PARIS • Germany coach Joachim Low insists that the shock results and fine performances from the minnows at Euro 2016 are no surprise as they are playing the "tournament of their lives".
Nevertheless, he castigated his flat-footed attackers after they were held 0-0 by Poland in their Group C clash on Thursday.
Both sides remain on course to reach the last 16 with four points from their opening two games, but Low made his disappointment clear on his side's sputtering strike force.
"In the attack today, we could not create too many chances. The whole of our game in the last third wasn't fast enough," he said. "There were nine or 10 Polish players behind the ball because we didn't play the ball quickly enough."
Despite the stalemate, Low defended his decision to start the misfiring Mario Gotze over his other striking option, Mario Gomez.
"Both sides were very strong defensively," he added. "High balls in the penalty area, that is what the Polish want.
"That is why for me, the strategy was clear to put Gotze in from the start to play the ball on the ground, but today we couldn't impose our game style."
An expanded 24-team format has allowed a host of minnows a chance to shine, with Poland, Wales, Slovakia and Northern Ireland all registering their first European Championship wins in France.
Even when the favourites have emerged victorious, it has often been thanks to late strikes, as seen by France's two late Group A wins and England's last-gasp win over Wales on Thursday.
"The results are very close because for the teams that participate for the first time, it is the tournament of their lives," said Low.
"They do what they are good at, they defend and wait for chances on the counter-attack and that is what we expected before the tournament, that the teams will fight for every thing."

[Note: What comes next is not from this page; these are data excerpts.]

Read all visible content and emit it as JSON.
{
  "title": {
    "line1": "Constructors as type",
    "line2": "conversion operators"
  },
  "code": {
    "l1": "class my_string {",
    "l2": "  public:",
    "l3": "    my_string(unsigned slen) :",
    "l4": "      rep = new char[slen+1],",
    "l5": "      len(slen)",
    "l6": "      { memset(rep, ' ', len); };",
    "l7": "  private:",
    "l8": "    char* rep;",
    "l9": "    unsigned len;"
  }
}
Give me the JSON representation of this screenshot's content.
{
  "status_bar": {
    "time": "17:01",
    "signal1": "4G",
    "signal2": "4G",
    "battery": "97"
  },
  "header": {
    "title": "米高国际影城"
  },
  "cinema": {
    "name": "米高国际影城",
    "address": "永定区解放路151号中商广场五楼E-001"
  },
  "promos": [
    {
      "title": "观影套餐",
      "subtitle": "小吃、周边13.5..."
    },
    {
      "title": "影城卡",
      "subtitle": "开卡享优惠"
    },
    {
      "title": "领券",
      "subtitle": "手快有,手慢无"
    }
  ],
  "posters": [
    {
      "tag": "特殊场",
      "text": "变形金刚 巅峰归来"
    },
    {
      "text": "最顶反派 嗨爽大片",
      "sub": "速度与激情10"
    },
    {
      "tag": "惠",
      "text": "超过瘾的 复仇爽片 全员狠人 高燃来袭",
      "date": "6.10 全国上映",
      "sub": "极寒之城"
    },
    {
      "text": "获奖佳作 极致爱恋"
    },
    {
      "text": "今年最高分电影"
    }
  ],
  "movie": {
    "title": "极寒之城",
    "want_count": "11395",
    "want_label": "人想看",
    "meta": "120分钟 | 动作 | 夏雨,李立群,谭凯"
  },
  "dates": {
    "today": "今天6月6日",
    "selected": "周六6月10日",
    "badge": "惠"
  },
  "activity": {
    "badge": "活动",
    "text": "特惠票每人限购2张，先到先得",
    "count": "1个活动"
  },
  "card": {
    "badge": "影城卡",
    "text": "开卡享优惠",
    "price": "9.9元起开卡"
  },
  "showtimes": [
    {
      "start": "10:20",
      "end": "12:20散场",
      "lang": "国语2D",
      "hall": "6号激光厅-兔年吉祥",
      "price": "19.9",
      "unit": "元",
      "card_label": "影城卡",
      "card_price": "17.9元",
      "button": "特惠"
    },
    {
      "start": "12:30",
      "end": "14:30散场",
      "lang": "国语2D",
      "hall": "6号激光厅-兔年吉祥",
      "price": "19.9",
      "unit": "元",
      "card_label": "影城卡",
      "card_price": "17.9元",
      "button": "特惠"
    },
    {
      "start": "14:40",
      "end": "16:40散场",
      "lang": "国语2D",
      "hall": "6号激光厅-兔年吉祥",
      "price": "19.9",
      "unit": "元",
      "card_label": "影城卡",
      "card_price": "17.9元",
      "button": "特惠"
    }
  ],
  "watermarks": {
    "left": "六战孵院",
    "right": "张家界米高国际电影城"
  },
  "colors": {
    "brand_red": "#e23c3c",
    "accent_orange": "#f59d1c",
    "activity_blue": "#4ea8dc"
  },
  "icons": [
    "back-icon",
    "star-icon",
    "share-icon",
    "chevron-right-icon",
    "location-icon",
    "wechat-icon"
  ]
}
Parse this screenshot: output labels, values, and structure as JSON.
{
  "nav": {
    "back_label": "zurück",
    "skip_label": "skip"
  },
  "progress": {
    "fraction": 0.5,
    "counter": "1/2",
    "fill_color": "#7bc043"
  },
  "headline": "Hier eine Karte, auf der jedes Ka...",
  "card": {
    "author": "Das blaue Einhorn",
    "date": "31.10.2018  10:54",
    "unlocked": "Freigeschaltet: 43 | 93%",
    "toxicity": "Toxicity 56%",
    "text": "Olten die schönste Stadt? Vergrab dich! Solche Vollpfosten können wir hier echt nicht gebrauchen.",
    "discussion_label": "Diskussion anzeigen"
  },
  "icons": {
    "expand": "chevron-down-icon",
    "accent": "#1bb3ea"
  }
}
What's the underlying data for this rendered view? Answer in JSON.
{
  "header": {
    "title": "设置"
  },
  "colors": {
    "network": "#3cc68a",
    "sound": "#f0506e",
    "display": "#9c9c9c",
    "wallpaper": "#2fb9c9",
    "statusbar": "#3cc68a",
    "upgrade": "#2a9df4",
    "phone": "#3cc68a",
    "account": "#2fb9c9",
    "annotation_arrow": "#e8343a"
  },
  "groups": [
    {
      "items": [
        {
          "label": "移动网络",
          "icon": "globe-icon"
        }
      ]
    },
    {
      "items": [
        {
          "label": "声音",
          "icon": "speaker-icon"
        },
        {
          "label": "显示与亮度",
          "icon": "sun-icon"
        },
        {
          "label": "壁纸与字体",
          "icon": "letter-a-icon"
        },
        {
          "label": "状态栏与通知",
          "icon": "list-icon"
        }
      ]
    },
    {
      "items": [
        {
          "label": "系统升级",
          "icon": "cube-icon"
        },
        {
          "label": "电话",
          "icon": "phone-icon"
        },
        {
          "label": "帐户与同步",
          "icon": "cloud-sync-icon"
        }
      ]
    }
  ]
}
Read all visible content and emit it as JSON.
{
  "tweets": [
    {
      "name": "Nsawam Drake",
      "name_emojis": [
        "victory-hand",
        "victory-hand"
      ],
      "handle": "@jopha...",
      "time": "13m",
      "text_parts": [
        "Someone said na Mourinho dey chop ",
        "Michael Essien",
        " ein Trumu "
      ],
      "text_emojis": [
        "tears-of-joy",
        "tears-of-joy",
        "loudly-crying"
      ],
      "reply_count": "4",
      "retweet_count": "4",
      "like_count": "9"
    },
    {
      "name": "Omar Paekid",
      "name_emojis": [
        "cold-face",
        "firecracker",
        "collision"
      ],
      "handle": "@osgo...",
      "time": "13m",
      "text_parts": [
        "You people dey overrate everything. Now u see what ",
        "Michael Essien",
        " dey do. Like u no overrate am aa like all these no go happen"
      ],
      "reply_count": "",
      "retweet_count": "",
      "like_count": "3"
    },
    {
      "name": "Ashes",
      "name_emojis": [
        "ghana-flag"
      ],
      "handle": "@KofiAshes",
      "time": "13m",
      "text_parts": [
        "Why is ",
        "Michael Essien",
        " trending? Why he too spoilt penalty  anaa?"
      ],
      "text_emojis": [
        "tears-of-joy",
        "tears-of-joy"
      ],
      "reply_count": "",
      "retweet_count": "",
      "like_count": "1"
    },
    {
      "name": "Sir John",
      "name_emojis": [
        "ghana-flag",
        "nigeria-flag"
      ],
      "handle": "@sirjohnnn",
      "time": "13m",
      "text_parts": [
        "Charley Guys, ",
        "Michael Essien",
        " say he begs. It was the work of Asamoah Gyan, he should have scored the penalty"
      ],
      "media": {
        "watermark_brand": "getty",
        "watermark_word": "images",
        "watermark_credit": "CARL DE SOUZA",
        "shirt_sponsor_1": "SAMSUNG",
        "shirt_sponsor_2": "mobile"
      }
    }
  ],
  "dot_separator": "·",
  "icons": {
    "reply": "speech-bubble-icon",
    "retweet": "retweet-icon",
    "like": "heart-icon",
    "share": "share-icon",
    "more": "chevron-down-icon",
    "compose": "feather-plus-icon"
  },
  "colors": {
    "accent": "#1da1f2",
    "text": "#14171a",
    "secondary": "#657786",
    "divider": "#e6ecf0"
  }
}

Defences were firmly on top at the Stade de France on an emotional return for Low's men, just seven months after they were caught up in a night of terror in the French capital when 130 people were killed in a string of terror attacks.
Centre-back Jerome Boateng, who caused a stir by announcing that his wife and five-year-old twins would not travel to watch him, had a flawless display and was named Man of the Match.
When asked how he kept Poland's star striker Robert Lewandowski quiet throughout the match, he said: "It's always hard to play against him. He kept us occupied all night, but we defended well as a team, starting with the attack and that made it easier for me."
The final whistle was met with glee by the Poles, who had beaten their neighbours only once in 21 meetings in their history.
Lewandowski admitted the Poles were pleased to be a step closer to reaching the Euro knockout stages for the first time.
"We're happy with the point," he said. "It's a pity that we didn't get the goal, but that's football and it's not a bad result for us."